Last March, companies and self-employed workers in the transport sector protested against the government by blocking roads and preventing access to ports or industrial parks with the aim of slowing down activity. In the last few days, Spain has witnessed the call for the second transport strike so far this year. In this way, the list of social mobilizations that put the current coalition government in the spotlight expands. In this case, it would be a strike mobilized by the National Platform in Defense of Road Transport (in Spanish: Plataforma Nacional en Defensa del Transporte por Carretera), composed mostly by self-employed and that does not have a formal representation in the bodies of interlocution available to the Government. The workers see how the loading companies do not comply with the agreed prices, making it impossible for the self-employed to meet the increase in costs. The strikers denounce, not only the passivity of the Ministry of Transport before the breach of these, but also the obstruction that this has exercised with the complaints of the Civil Guard in this situation. Therefore, the platform has called for an indefinite stoppage from Sunday, November 13, a key date considering that the country is on the verge of Christmas, the time of greatest consumption and commercial activity of the year. This is how, once again, the negligence and the mismatches of the public administration increase the burden that the self-employed have to bear to make ends meet, causing the closure of more than 200 companies in Spain every month.
One more evidence of the socialist failure with the workers.
The two big unions in the country, closely linked to the Socialist Party, currently in government, and which should look after the interests of the workers, have not joined the protest, justifying themselves on the grounds that the workers who have called for the mobilization lack legal coverage to organize picket lines. Meanwhile, the Minister of Transport, Raquel Sánchez Jiménez, together with the President of the Government, Pedro Sánchez, have called for “responsibility” on the part of the strikers who will exercise their protest in the face of the adversities they face caused by the public administration itself. In the case of the minister, she considers that there are no causes for demonstrating and calling a strike that would harm the sector. In this sense, she begged the strikers to let those who wished to do so to work and not to join the mobilization. “Solidaridad” Union, on the other hand, has shown support for the road workers’ platforms this past October 31, confronting the Ministry of Transport and showing solidarity with the sector.

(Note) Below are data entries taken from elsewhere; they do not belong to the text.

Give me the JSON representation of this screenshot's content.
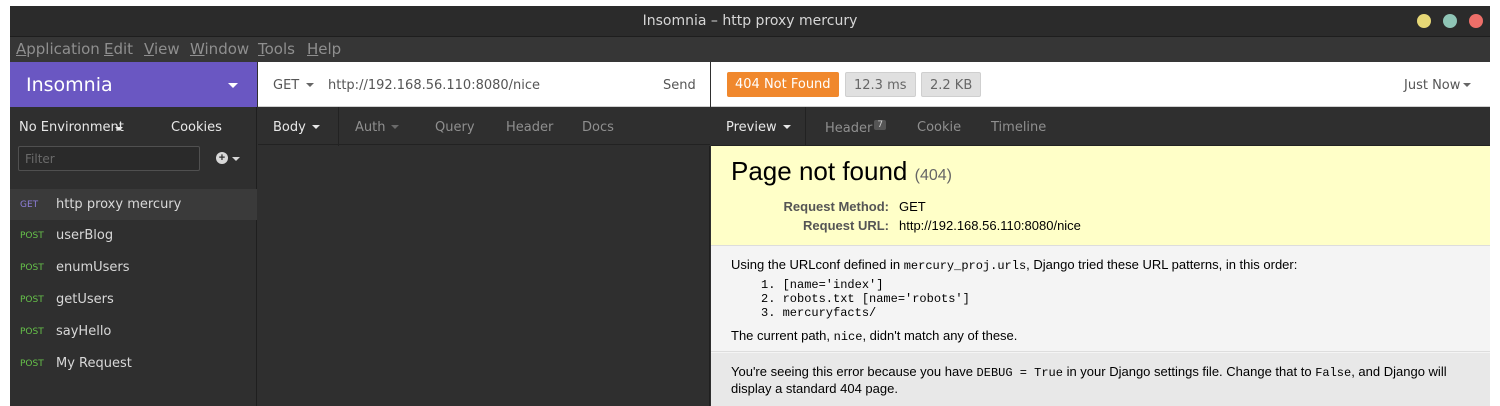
{
  "window": {
    "title": "Insomnia – http proxy mercury"
  },
  "menubar": [
    "Application",
    "Edit",
    "View",
    "Window",
    "Tools",
    "Help"
  ],
  "sidebar": {
    "brand": "Insomnia",
    "environment": "No Environment",
    "cookies": "Cookies",
    "filter_placeholder": "Filter",
    "requests": [
      {
        "method": "GET",
        "name": "http proxy mercury"
      },
      {
        "method": "POST",
        "name": "userBlog"
      },
      {
        "method": "POST",
        "name": "enumUsers"
      },
      {
        "method": "POST",
        "name": "getUsers"
      },
      {
        "method": "POST",
        "name": "sayHello"
      },
      {
        "method": "POST",
        "name": "My Request"
      }
    ]
  },
  "request": {
    "method": "GET",
    "url": "http://192.168.56.110:8080/nice",
    "send": "Send",
    "tabs": [
      "Body",
      "Auth",
      "Query",
      "Header",
      "Docs"
    ]
  },
  "response": {
    "status": "404 Not Found",
    "time": "12.3 ms",
    "size": "2.2 KB",
    "when": "Just Now",
    "tabs": [
      "Preview",
      "Header",
      "Cookie",
      "Timeline"
    ],
    "header_count": "7",
    "preview": {
      "title": "Page not found",
      "code": "(404)",
      "method_label": "Request Method:",
      "method_value": "GET",
      "url_label": "Request URL:",
      "url_value": "http://192.168.56.110:8080/nice",
      "urlconf_pre": "Using the URLconf defined in ",
      "urlconf_module": "mercury_proj.urls",
      "urlconf_post": ", Django tried these URL patterns, in this order:",
      "patterns": [
        "1. [name='index']",
        "2. robots.txt [name='robots']",
        "3. mercuryfacts/"
      ],
      "path_pre": "The current path, ",
      "path_value": "nice",
      "path_post": ", didn't match any of these.",
      "debug_pre": "You're seeing this error because you have ",
      "debug_code": "DEBUG = True",
      "debug_mid": " in your Django settings file. Change that to ",
      "debug_false": "False",
      "debug_post": ", and Django will display a standard 404 page."
    }
  },
  "colors": {
    "brand": "#6a57c2",
    "get": "#8e7fd9",
    "post": "#66c24a",
    "status": "#f0882d"
  }
}
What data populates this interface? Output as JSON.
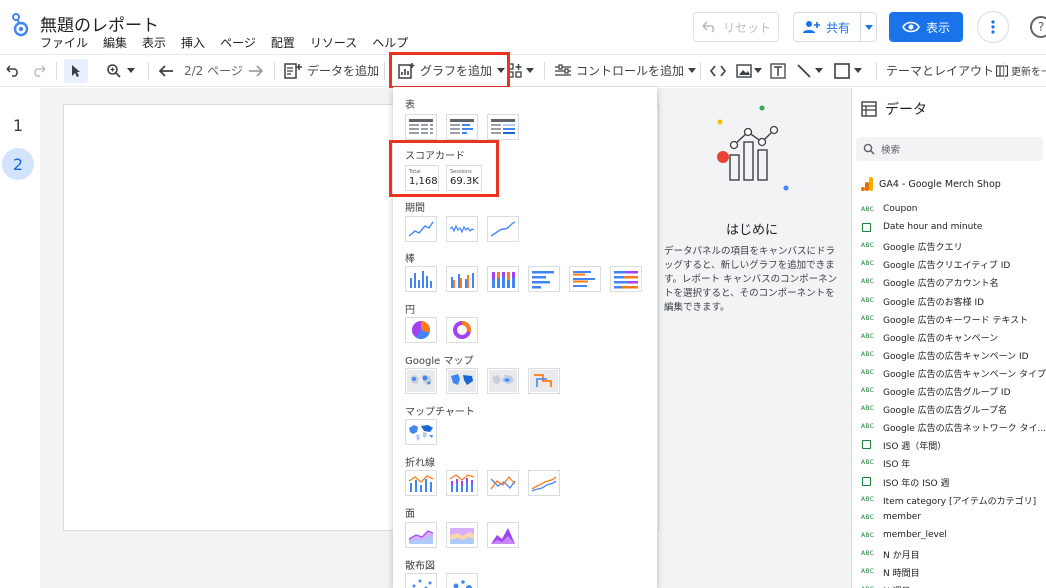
{
  "app": {
    "title": "無題のレポート",
    "menu": [
      "ファイル",
      "編集",
      "表示",
      "挿入",
      "ページ",
      "配置",
      "リソース",
      "ヘルプ"
    ],
    "reset_label": "リセット",
    "share_label": "共有",
    "view_label": "表示",
    "accent": "#1a73e8"
  },
  "toolbar": {
    "page_indicator": "2/2 ページ",
    "add_data": "データを追加",
    "add_chart": "グラフを追加",
    "add_control": "コントロールを追加",
    "theme_layout": "テーマとレイアウト",
    "refresh": "更新を一"
  },
  "pages": [
    "1",
    "2"
  ],
  "chart_menu": {
    "sections": {
      "table": "表",
      "scorecard": "スコアカード",
      "time": "期間",
      "bar": "棒",
      "pie": "円",
      "gmaps": "Google マップ",
      "mapchart": "マップチャート",
      "line": "折れ線",
      "area": "面",
      "scatter": "散布図"
    },
    "scorecards": [
      {
        "label": "Total",
        "value": "1,168"
      },
      {
        "label": "Sessions",
        "value": "69.3K"
      }
    ],
    "highlight_color": "#ea3323"
  },
  "intro": {
    "title": "はじめに",
    "text": "データパネルの項目をキャンバスにドラッグすると、新しいグラフを追加できます。レポート キャンバスのコンポーネントを選択すると、そのコンポーネントを編集できます。"
  },
  "data_panel": {
    "title": "データ",
    "search_placeholder": "検索",
    "source": "GA4 - Google Merch Shop",
    "fields": [
      {
        "type": "ABC",
        "name": "Coupon"
      },
      {
        "type": "date",
        "name": "Date hour and minute"
      },
      {
        "type": "ABC",
        "name": "Google 広告クエリ"
      },
      {
        "type": "ABC",
        "name": "Google 広告クリエイティブ ID"
      },
      {
        "type": "ABC",
        "name": "Google 広告のアカウント名"
      },
      {
        "type": "ABC",
        "name": "Google 広告のお客様 ID"
      },
      {
        "type": "ABC",
        "name": "Google 広告のキーワード テキスト"
      },
      {
        "type": "ABC",
        "name": "Google 広告のキャンペーン"
      },
      {
        "type": "ABC",
        "name": "Google 広告の広告キャンペーン ID"
      },
      {
        "type": "ABC",
        "name": "Google 広告の広告キャンペーン タイプ"
      },
      {
        "type": "ABC",
        "name": "Google 広告の広告グループ ID"
      },
      {
        "type": "ABC",
        "name": "Google 広告の広告グループ名"
      },
      {
        "type": "ABC",
        "name": "Google 広告の広告ネットワーク タイ..."
      },
      {
        "type": "date",
        "name": "ISO 週（年間）"
      },
      {
        "type": "ABC",
        "name": "ISO 年"
      },
      {
        "type": "date",
        "name": "ISO 年の ISO 週"
      },
      {
        "type": "ABC",
        "name": "Item category [アイテムのカテゴリ]"
      },
      {
        "type": "ABC",
        "name": "member"
      },
      {
        "type": "ABC",
        "name": "member_level"
      },
      {
        "type": "ABC",
        "name": "N か月目"
      },
      {
        "type": "ABC",
        "name": "N 時間目"
      },
      {
        "type": "ABC",
        "name": "N 週目"
      }
    ]
  }
}
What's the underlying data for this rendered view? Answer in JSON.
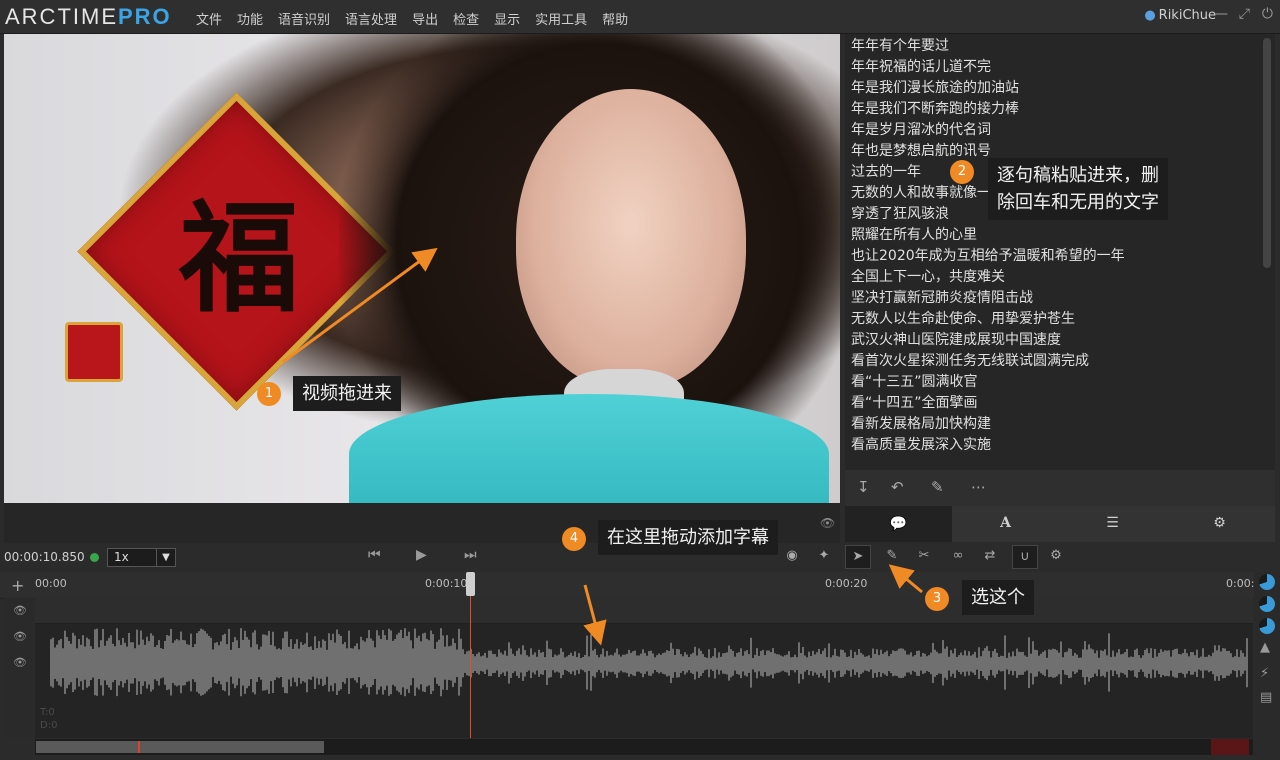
{
  "app": {
    "logo_main": "ARCTIME",
    "logo_pro": "PRO",
    "menu": [
      "文件",
      "功能",
      "语音识别",
      "语言处理",
      "导出",
      "检查",
      "显示",
      "实用工具",
      "帮助"
    ],
    "user": "RikiChue"
  },
  "script_lines": [
    "年年有个年要过",
    "年年祝福的话儿道不完",
    "年是我们漫长旅途的加油站",
    "年是我们不断奔跑的接力棒",
    "年是岁月溜冰的代名词",
    "年也是梦想启航的讯号",
    "过去的一年",
    "无数的人和故事就像一首歌",
    "穿透了狂风骇浪",
    "照耀在所有人的心里",
    "也让2020年成为互相给予温暖和希望的一年",
    "全国上下一心，共度难关",
    "坚决打赢新冠肺炎疫情阻击战",
    "无数人以生命赴使命、用挚爱护苍生",
    "武汉火神山医院建成展现中国速度",
    "看首次火星探测任务无线联试圆满完成",
    "看“十三五”圆满收官",
    "看“十四五”全面擘画",
    "看新发展格局加快构建",
    "看高质量发展深入实施"
  ],
  "transport": {
    "timecode": "00:00:10.850",
    "speed": "1x"
  },
  "ruler": [
    "00:00",
    "0:00:10",
    "0:00:20",
    "0:00:"
  ],
  "annotations": {
    "a1": {
      "num": "1",
      "text": "视频拖进来"
    },
    "a2": {
      "num": "2",
      "text_line1": "逐句稿粘贴进来，删",
      "text_line2": "除回车和无用的文字"
    },
    "a3": {
      "num": "3",
      "text": "选这个"
    },
    "a4": {
      "num": "4",
      "text": "在这里拖动添加字幕"
    }
  },
  "colors": {
    "accent": "#3aa4e6",
    "annotation": "#f08a24",
    "playhead": "#e0502c"
  },
  "track_labels": {
    "t0": "T:0",
    "t0b": "D:0"
  }
}
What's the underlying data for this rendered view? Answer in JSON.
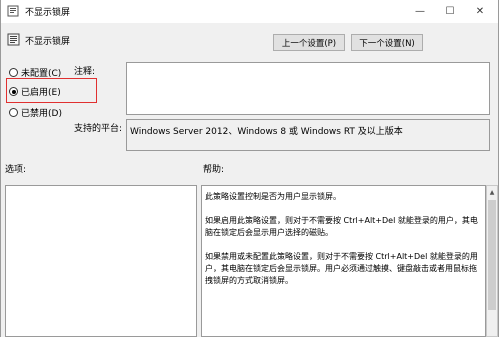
{
  "window": {
    "title": "不显示锁屏",
    "minimize_glyph": "—",
    "maximize_glyph": "☐",
    "close_glyph": "✕"
  },
  "header": {
    "setting_name": "不显示锁屏"
  },
  "nav": {
    "prev_label": "上一个设置(P)",
    "next_label": "下一个设置(N)"
  },
  "state": {
    "options": [
      {
        "label": "未配置(C)",
        "selected": false
      },
      {
        "label": "已启用(E)",
        "selected": true
      },
      {
        "label": "已禁用(D)",
        "selected": false
      }
    ]
  },
  "comment": {
    "label": "注释:",
    "value": ""
  },
  "platform": {
    "label": "支持的平台:",
    "value": "Windows Server 2012、Windows 8 或 Windows RT 及以上版本"
  },
  "panes": {
    "options_label": "选项:",
    "help_label": "帮助:"
  },
  "help": {
    "paragraphs": [
      "此策略设置控制是否为用户显示锁屏。",
      "如果启用此策略设置，则对于不需要按 Ctrl+Alt+Del 就能登录的用户，其电脑在锁定后会显示用户选择的磁贴。",
      "如果禁用或未配置此策略设置，则对于不需要按 Ctrl+Alt+Del 就能登录的用户，其电脑在锁定后会显示锁屏。用户必须通过触摸、键盘敲击或者用鼠标拖拽锁屏的方式取消锁屏。"
    ]
  },
  "colors": {
    "highlight_border": "#e03030"
  }
}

With this mobilization, the disconnection of the left with the working class is once again evident. In recent years, Spain has witnessed how the Socialist government has sacrificed the interests of the workers in favor of its consolidation in power. The trade union organizations that orbit around the PSOE have turned their backs on the real problems of key sectors in the Spanish economic system, such as the transport workers. Cases of corruption with the destination of public funds, inefficiency of the Spanish public administration when it comes to exercising the law or political pacts in favor of personal interests and against the interests of workers throughout Spain: links in the same chain that widen the gap between socialist politicians and the political space of the workers. The negligence demonstrated by the public administration in this case is one more consequence of the course that the PSOE took long ago, leaving the workers waiting for another political alternative that defends their interests to occupy administrative posts.